Le récit des trois jeunes gens dans la fournaise[4] exalte la fidélité des Juifs au vrai Dieu. Ils ne doivent pas craindre à s’exposer à la mort même, plutôt que de céder à l’idolâtrie. Ce que font les trois compagnons de Daniel, élevés avec lui à la cour du roi de Babylone. Sommés de se prosterner devant la statue d’or érigée par Nabuchodonosor, ils refusent de se soumettre et sont condamnés à être précipités dans une fournaise ardente. Alors que les agents de persécution sont atteints mortellement par le feu,[5] les martyrs sont épargnés et célèbrent Dieu en le bénissant.
Azarias se tient librement debout au milieu du feu et prie Dieu en proclamant sa louange.[6] La motivation de sa prière est un appel à la gloire de Dieu, à sa réputation,[7] mais aussi à la réalisation des promesses divines. Il sollicite la miséricorde de Dieu pour les fautes du peuple et l’appelle à ne pas répudier son Alliance par égard à sa parole de fécondité donnée autrefois.[8] Il rappelle la situation d’humiliation d’Israël en décrivant les dures conditions de captivité auxquelles il est confronté.[9]
La prière d’Azarias se fait cependant l’écho d’une espérance. L’offrande d’un esprit humilié[10] sera agréée au moins autant que les sacrifices animaux qui ne peuvent plus être faits, et la confiance du peuple ne l’écartera pas du chemin tracé par son Dieu.[11] Elle se termine dans une promesse de conversion des cœurs et un appel à l’indulgence et à la miséricorde de Dieu par la manifestation de sa gloire.[12]
Dans la fournaise des persécutions et des guerres, dans le feu des souffrances et des oppressions, notre humanité peut se dresser pour implorer la miséricorde de Dieu et bénir la densité de sa présence au milieu de ceux qui sont accablés. Il n’abandonne pas ceux qui se confient à lui en reconnaissant leurs manques. Un cri d’espérance résonne aujourd’hui dans la détresse de ce monde en désarroi.
[1] Daniel est présenté comme un prophète contemporain de la captivité de Babylone. C’est ainsi que le voit la tradition la plus ancienne. Une critique tardive (3° siècle de l’ère chrétienne) y voit un livre écrit au temps de la persécution d’Antiochus Epiphane (175-164) sous la domination hellénistique.
[2] Plus qu’une puissance spirituelle, l’ange du Seigneur se fait l’interprète de Dieu lui-même dans les situations où Dieu intervient directement, il représente le Seigneur lui-même, qu’un humain ne peut voir sans mourir.
[3] Ainsi pour sauver les trois jeunes gens dans la fournaise (Dn 3,49gr).

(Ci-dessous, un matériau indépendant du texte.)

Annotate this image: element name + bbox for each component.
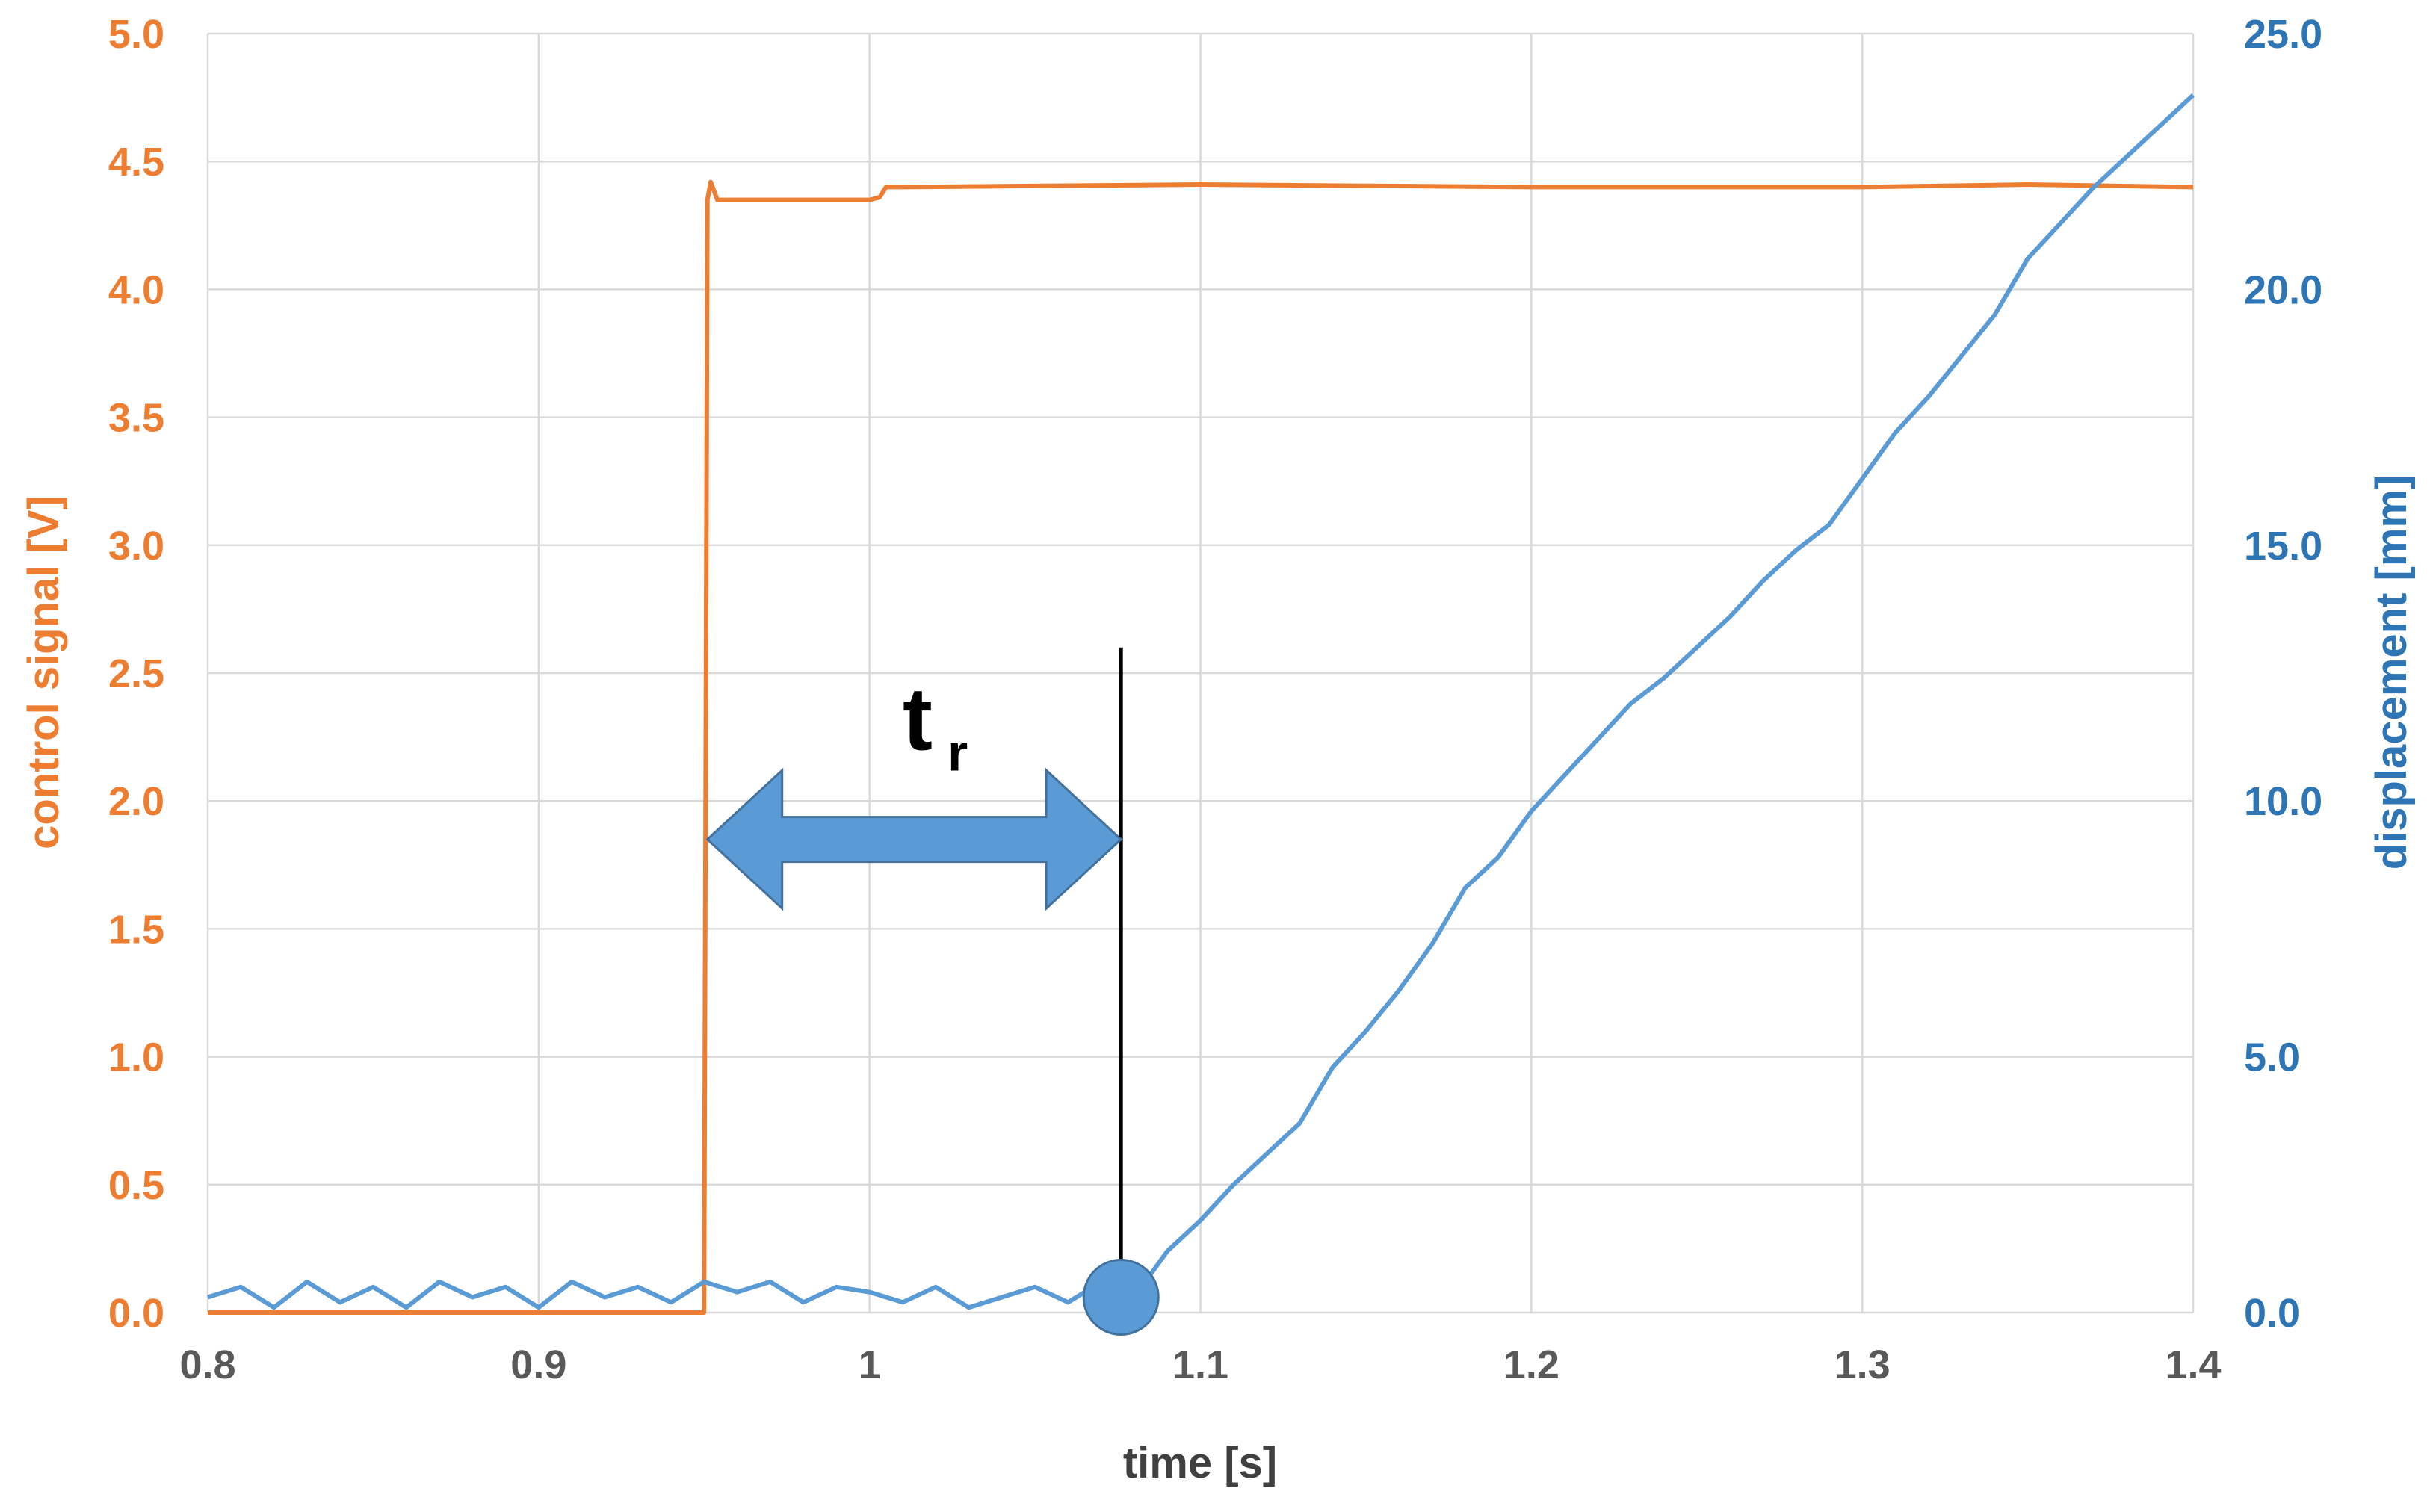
x-tick-label: 0.9: [510, 1342, 566, 1387]
x-tick-label: 1.3: [1834, 1342, 1891, 1387]
double-arrow-icon: [705, 767, 1123, 911]
y-left-tick-label: 0.0: [108, 1291, 164, 1336]
tick-labels: 0.8 0.9 1 1.1 1.2 1.3 1.4 0.0 0.5 1.0 1.5 2.0 2.5 3.0…: [108, 12, 2322, 1387]
x-tick-label: 0.8: [179, 1342, 235, 1387]
x-axis-title: time [s]: [1123, 1439, 1277, 1487]
y-left-tick-label: 4.0: [108, 267, 164, 312]
control-signal-line: [208, 179, 2194, 1315]
response-time-label-subscript: r: [947, 724, 968, 782]
x-tick-label: 1.1: [1172, 1342, 1228, 1387]
y-left-tick-label: 3.0: [108, 524, 164, 568]
y-left-tick-label: 5.0: [108, 12, 164, 57]
y-right-tick-label: 20.0: [2244, 267, 2322, 312]
y-right-tick-label: 10.0: [2244, 779, 2322, 824]
y-left-tick-label: 3.5: [108, 396, 164, 441]
y-left-tick-label: 4.5: [108, 140, 164, 185]
response-time-label: t: [903, 669, 933, 769]
y-left-tick-label: 2.0: [108, 779, 164, 824]
y-left-tick-label: 2.5: [108, 651, 164, 696]
y-right-tick-label: 25.0: [2244, 12, 2322, 57]
gridlines: [206, 32, 2195, 1314]
x-tick-label: 1: [859, 1342, 881, 1387]
y-left-tick-label: 1.5: [108, 907, 164, 952]
y-right-axis-title: displacement [mm]: [2367, 475, 2416, 870]
displacement-line: [207, 93, 2195, 1310]
x-tick-label: 1.4: [2165, 1342, 2221, 1387]
series-lines: [207, 93, 2195, 1315]
x-tick-label: 1.2: [1503, 1342, 1559, 1387]
y-left-tick-label: 1.0: [108, 1035, 164, 1080]
y-left-axis-title: control signal [V]: [19, 495, 68, 849]
y-right-tick-label: 5.0: [2244, 1035, 2300, 1080]
y-right-tick-label: 0.0: [2244, 1291, 2300, 1336]
y-left-tick-label: 0.5: [108, 1163, 164, 1208]
y-right-tick-label: 15.0: [2244, 524, 2322, 568]
response-start-marker: [1082, 1258, 1160, 1336]
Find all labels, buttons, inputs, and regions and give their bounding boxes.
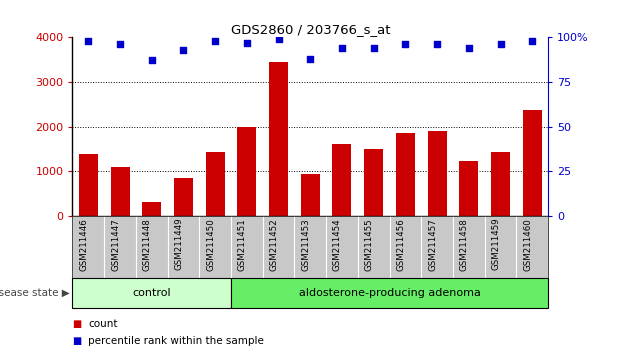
Point <box>495 41 505 47</box>
Bar <box>491 153 510 216</box>
Title: GDS2860 / 203766_s_at: GDS2860 / 203766_s_at <box>231 23 390 36</box>
Text: aldosterone-producing adenoma: aldosterone-producing adenoma <box>299 288 481 298</box>
Text: ■: ■ <box>72 319 82 329</box>
Point <box>242 40 252 45</box>
Text: ■: ■ <box>72 336 82 346</box>
Bar <box>238 127 256 216</box>
Point <box>210 38 220 44</box>
Text: GSM211454: GSM211454 <box>333 218 342 270</box>
Bar <box>396 133 415 216</box>
Bar <box>110 167 130 216</box>
Text: GSM211456: GSM211456 <box>396 218 406 270</box>
Text: count: count <box>88 319 118 329</box>
Text: GSM211449: GSM211449 <box>175 218 183 270</box>
Text: GSM211450: GSM211450 <box>206 218 215 270</box>
Bar <box>301 175 320 216</box>
Point <box>369 45 379 51</box>
Text: GSM211448: GSM211448 <box>143 218 152 270</box>
Text: GSM211455: GSM211455 <box>365 218 374 270</box>
Point <box>178 47 188 52</box>
Point <box>337 45 347 51</box>
Text: GSM211452: GSM211452 <box>270 218 278 270</box>
Point <box>432 41 442 47</box>
Bar <box>79 154 98 216</box>
Bar <box>231 278 548 308</box>
Text: disease state ▶: disease state ▶ <box>0 288 69 298</box>
Bar <box>174 178 193 216</box>
Bar <box>364 149 383 216</box>
Bar <box>428 131 447 216</box>
Point <box>305 56 315 62</box>
Point <box>273 36 284 42</box>
Text: GSM211459: GSM211459 <box>491 218 500 270</box>
Bar <box>523 110 542 216</box>
Text: GSM211453: GSM211453 <box>301 218 310 270</box>
Text: percentile rank within the sample: percentile rank within the sample <box>88 336 264 346</box>
Text: GSM211447: GSM211447 <box>111 218 120 270</box>
Text: GSM211457: GSM211457 <box>428 218 437 270</box>
Text: GSM211451: GSM211451 <box>238 218 247 270</box>
Point <box>527 38 537 44</box>
Text: GSM211460: GSM211460 <box>524 218 532 270</box>
Text: GSM211458: GSM211458 <box>460 218 469 270</box>
Text: control: control <box>132 288 171 298</box>
Bar <box>72 278 231 308</box>
Bar <box>269 62 288 216</box>
Bar <box>205 153 225 216</box>
Bar <box>333 144 352 216</box>
Point <box>83 38 93 44</box>
Text: GSM211446: GSM211446 <box>79 218 88 270</box>
Bar <box>142 202 161 216</box>
Point <box>147 58 157 63</box>
Point <box>115 41 125 47</box>
Point <box>401 41 411 47</box>
Point <box>464 45 474 51</box>
Bar <box>459 161 478 216</box>
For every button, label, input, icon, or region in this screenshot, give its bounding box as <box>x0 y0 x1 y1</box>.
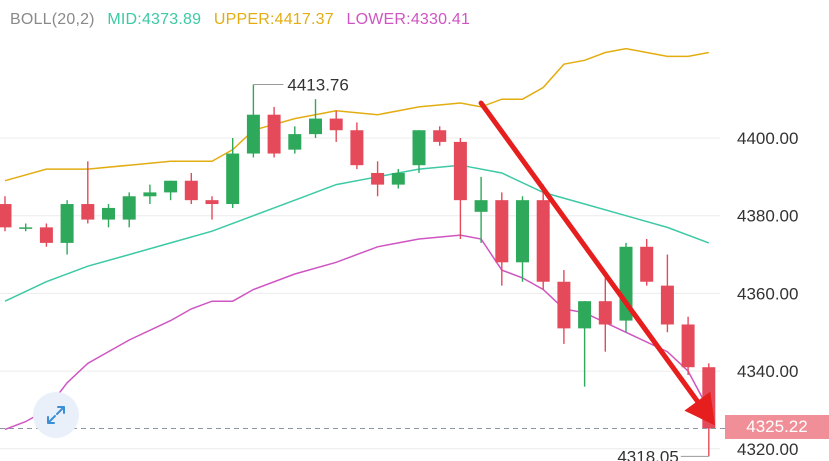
candle <box>578 301 592 387</box>
candle <box>267 106 281 158</box>
candle <box>246 84 260 158</box>
candle <box>39 223 53 247</box>
candle <box>226 138 240 208</box>
legend-lower: LOWER:4330.41 <box>346 11 471 28</box>
y-tick-label: 4340.00 <box>737 362 798 381</box>
candle <box>640 239 654 286</box>
price-axis: 4400.00 4380.00 4360.00 4340.00 4320.00 <box>737 129 798 459</box>
candle <box>205 196 219 220</box>
candle <box>536 184 550 290</box>
candle-body <box>164 180 178 193</box>
candle-body <box>681 324 695 368</box>
candle-body <box>578 301 592 329</box>
candle <box>143 184 157 205</box>
candle-body <box>329 118 343 131</box>
candle-body <box>640 246 654 282</box>
trend-arrow-shaft <box>478 100 700 404</box>
grid-lines <box>0 137 720 450</box>
candle <box>557 270 571 344</box>
candle <box>453 138 467 240</box>
candle-body <box>81 204 95 220</box>
candle-body <box>557 281 571 329</box>
candle-body <box>350 130 364 166</box>
candle-body <box>598 301 612 325</box>
candle-body <box>226 153 240 205</box>
candle <box>619 242 633 333</box>
candle <box>598 277 612 352</box>
candle-body <box>39 227 53 243</box>
candle-body <box>536 200 550 282</box>
y-tick-label: 4400.00 <box>737 129 798 148</box>
candle <box>329 110 343 142</box>
candle-body <box>288 134 302 150</box>
candle-body <box>102 207 115 220</box>
high-price-label: 4413.76 <box>287 76 348 95</box>
candle-body <box>246 114 260 154</box>
candle-body <box>60 204 74 243</box>
annotations: 4413.76 4318.05 <box>0 76 725 461</box>
boll-legend: BOLL(20,2) MID:4373.89 UPPER:4417.37 LOW… <box>10 11 478 29</box>
candle <box>184 172 198 205</box>
candle-body <box>122 196 136 220</box>
candlesticks <box>0 84 716 457</box>
candle <box>681 316 695 375</box>
low-price-label: 4318.05 <box>617 447 678 461</box>
candle <box>81 161 95 224</box>
candle-body <box>184 180 198 201</box>
candle <box>412 130 426 173</box>
candle-body <box>412 130 426 166</box>
candle-body <box>433 130 447 142</box>
candle <box>516 196 529 282</box>
candle <box>19 223 33 232</box>
candle-body <box>205 200 219 205</box>
legend-upper: UPPER:4417.37 <box>213 11 334 28</box>
candle-body <box>660 285 674 325</box>
candle-body <box>495 200 509 263</box>
candle <box>391 169 405 189</box>
bollinger-bands <box>4 47 710 431</box>
candle <box>102 204 115 228</box>
current-price-tag: 4325.22 <box>725 415 829 439</box>
band-lower-line <box>4 234 710 431</box>
candle <box>288 126 302 154</box>
candle <box>0 196 12 232</box>
candle <box>122 192 136 228</box>
y-tick-label: 4360.00 <box>737 284 798 303</box>
candle-body <box>391 172 405 185</box>
candle <box>60 200 74 255</box>
candle-body <box>0 204 12 228</box>
candle-body <box>267 114 281 154</box>
candle <box>660 254 674 333</box>
candle-body <box>143 192 157 197</box>
band-mid-line <box>4 164 710 302</box>
y-tick-label: 4380.00 <box>737 207 798 226</box>
legend-indicator: BOLL(20,2) <box>10 11 95 28</box>
candle <box>309 99 322 138</box>
candle-body <box>474 200 488 212</box>
candle-body <box>371 172 385 185</box>
candle <box>474 176 488 243</box>
candle <box>371 161 385 197</box>
band-upper-line <box>4 47 709 182</box>
candle-body <box>516 200 529 263</box>
legend-mid: MID:4373.89 <box>107 11 202 28</box>
expand-arrows-icon <box>47 406 65 424</box>
y-tick-label: 4320.00 <box>737 440 798 459</box>
candle <box>495 192 509 286</box>
candle-body <box>453 141 467 201</box>
candle <box>350 122 364 170</box>
candle-body <box>19 227 33 229</box>
candle-body <box>309 118 322 135</box>
trend-arrow-head <box>684 391 715 426</box>
expand-chart-button[interactable] <box>33 392 79 438</box>
candle <box>433 126 447 146</box>
candle <box>164 180 178 201</box>
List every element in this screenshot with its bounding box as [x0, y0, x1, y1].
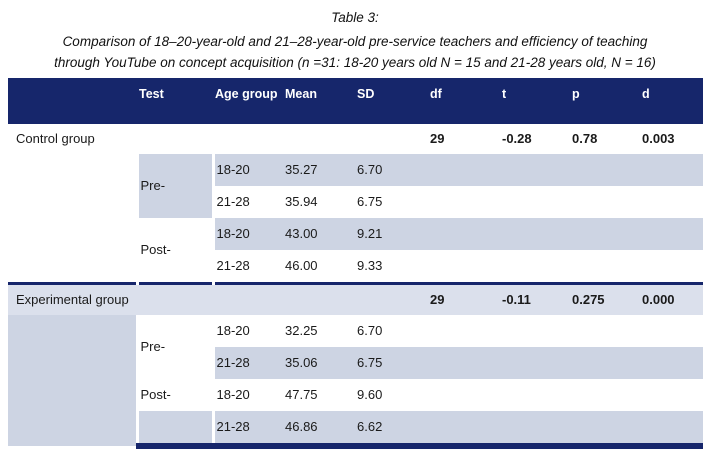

[4] Tout le chapitre 3 du livre de Daniel est consacré à cet épisode.
[5] La fournaise a été extraordinairement chauffée et les hommes qui jettent les trois condamnés dans le feu sont tués par la flamme (Dn 3,22).
[6] La prière d’Azarias nous est parvenue sous deux versions en grec, probablement d’un original hébreu. Il s’agit d’une pièce liturgique antérieure qui a été introduite par le rédacteur du livre de Daniel.
[7] A la manière des psaumes : Aide-nous, Dieu notre sauveur, pour la gloire de ton nom. Délivre-nous, efface nos péchés pour l’honneur de ton nom (Ps 79(78),9.
[8] En référence à la promesse faite à Abraham : Je m’engage à te bénir, et à faire proliférer ta descendance autant que les étoiles du ciel et le sable de la mer (Gn 22,17).
[9] Qui peuvent s’appliquer à la captivité du peuple à Babylone, mais aussi au temps d’Antiochus Epiphane.
[10] Le sacrifice voulu par Dieu, c’est un esprit brisé ; Dieu ne rejette pas un cœur brisé et broyé (Ps 51(50),19).
[11] Aucun de ceux qui t’attendent n’est déçu, mais ils sont déçus, les traîtres avec leurs mains vides (Ps 25 (24),3).
[12] Non pas à nous, Seigneur, non pas à nous, mais à ton nom rends gloire, pour ta fidélité, pour ta loyauté (Ps 115(113b),1).